PMOVMSKB can replace several conditionals (up to 16 in SSE2 for byte operands) with only one, winning in terms of branch prediction.
PMADDWD is in SSE2, and does 8 byte multiplies not 4. SSE4.1 FP rounding that doesn't require changing the rounding mode, etc. The weird string functions in SSE4.2. Non-temporal moves and prefetching in some cases.
The cool thing with SIMD is that it's a lot less stress for the CPU access prediction and branch prediction, not only ALU. So when you optimize it will help unrelated parts of your code to go faster.

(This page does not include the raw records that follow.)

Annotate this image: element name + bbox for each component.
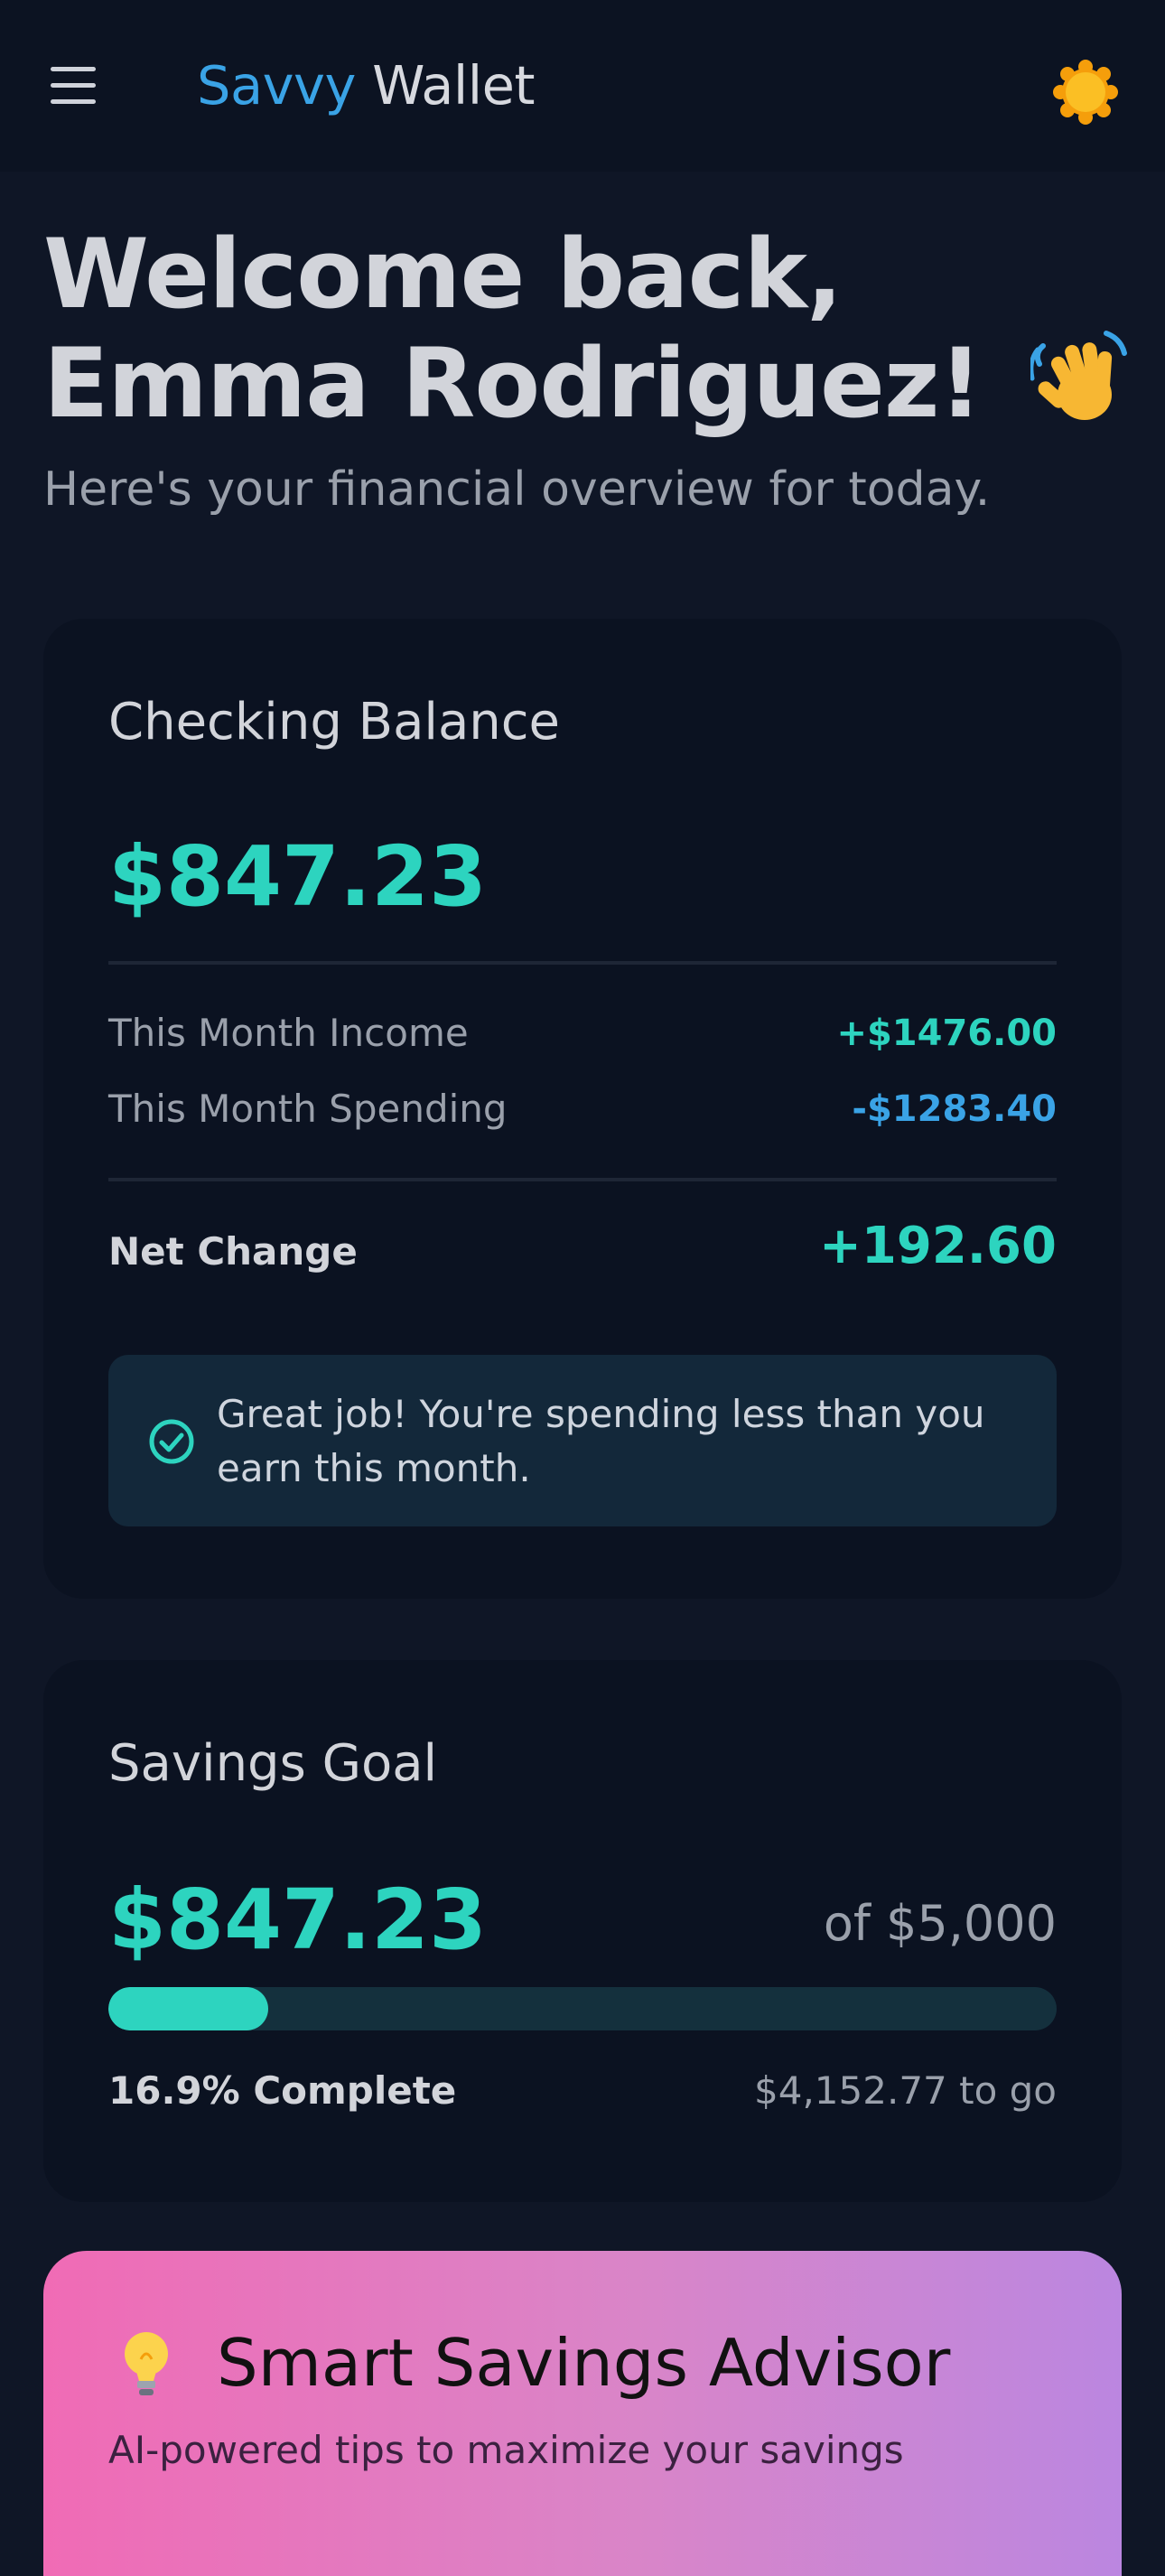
income-label: This Month Income — [108, 1011, 469, 1055]
sun-icon[interactable] — [1053, 60, 1118, 125]
checking-balance-amount: $847.23 — [108, 828, 488, 925]
net-change-label: Net Change — [108, 1229, 358, 1274]
savings-progress-bar — [108, 1987, 1057, 2030]
hamburger-menu-icon[interactable] — [47, 61, 103, 112]
spending-notice: Great job! You're spending less than you… — [108, 1355, 1057, 1526]
savings-remaining-text: $4,152.77 to go — [754, 2068, 1057, 2113]
waving-hand-icon — [1029, 331, 1127, 420]
spending-label: This Month Spending — [108, 1087, 508, 1131]
advisor-title: Smart Savings Advisor — [217, 2325, 951, 2401]
welcome-heading: Welcome back, Emma Rodriguez! — [43, 221, 1136, 437]
income-value: +$1476.00 — [836, 1013, 1057, 1054]
divider — [108, 1178, 1057, 1181]
app-logo[interactable]: Savvy Wallet — [197, 54, 536, 117]
lightbulb-icon — [125, 2332, 168, 2395]
checking-card-title: Checking Balance — [108, 693, 561, 751]
savings-goal-card: Savings Goal $847.23 of $5,000 16.9% Com… — [43, 1660, 1122, 2202]
divider — [108, 961, 1057, 965]
spending-value: -$1283.40 — [852, 1088, 1057, 1130]
savings-complete-text: 16.9% Complete — [108, 2068, 457, 2113]
savings-amount: $847.23 — [108, 1871, 488, 1968]
check-circle-icon — [149, 1419, 194, 1464]
smart-savings-advisor-card[interactable]: Smart Savings Advisor AI-powered tips to… — [43, 2251, 1122, 2576]
net-change-value: +192.60 — [818, 1217, 1057, 1275]
notice-text: Great job! You're spending less than you… — [217, 1392, 985, 1490]
savings-progress-fill — [108, 1987, 269, 2030]
top-bar: Savvy Wallet — [0, 0, 1165, 172]
welcome-subtitle: Here's your financial overview for today… — [43, 462, 991, 517]
savings-card-title: Savings Goal — [108, 1734, 438, 1793]
savings-goal-total: of $5,000 — [823, 1895, 1057, 1952]
advisor-subtitle: AI-powered tips to maximize your savings — [108, 2428, 904, 2472]
checking-balance-card: Checking Balance $847.23 This Month Inco… — [43, 619, 1122, 1599]
brand-second: Wallet — [372, 54, 536, 117]
brand-first: Savvy — [197, 54, 356, 117]
welcome-title: Welcome back, Emma Rodriguez! — [43, 219, 983, 439]
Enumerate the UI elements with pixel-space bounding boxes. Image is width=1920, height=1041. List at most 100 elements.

Compared to the weird, lumpy lego set of avx1/2, avx512 is quite enjoyable to write with, and still has some fun instructions that deliver more than just twice the width.
Personal example: The double width byte shuffles (_mm512_permutex2var_epi8) that takes 128 bytes as input in two registers. I had a critical inner loop that uses a 256 byte lookup table; running an upper/lower double-shuffle and blending them essentially pops out 64 answers a cycle from the lookup table on zen5 (which has two shuffle units), which is pretty incredible, and on its own produced a global 4x speedup for the kernel as a whole.
If you want to make 4 at a time though, you have to keep the thing fed. You need your ingredients in the cache, or you are just going to waste time finding them.
They were notable for several reasons, although they are no longer included in modern silicon.
Why do we even need SIMD instructions? - https://news.ycombinator.com/item?id=44850991 - Aug 2025 (8 comments)
Of course memory bandwidth should increase proportionally otherwise the cores might have no data to process.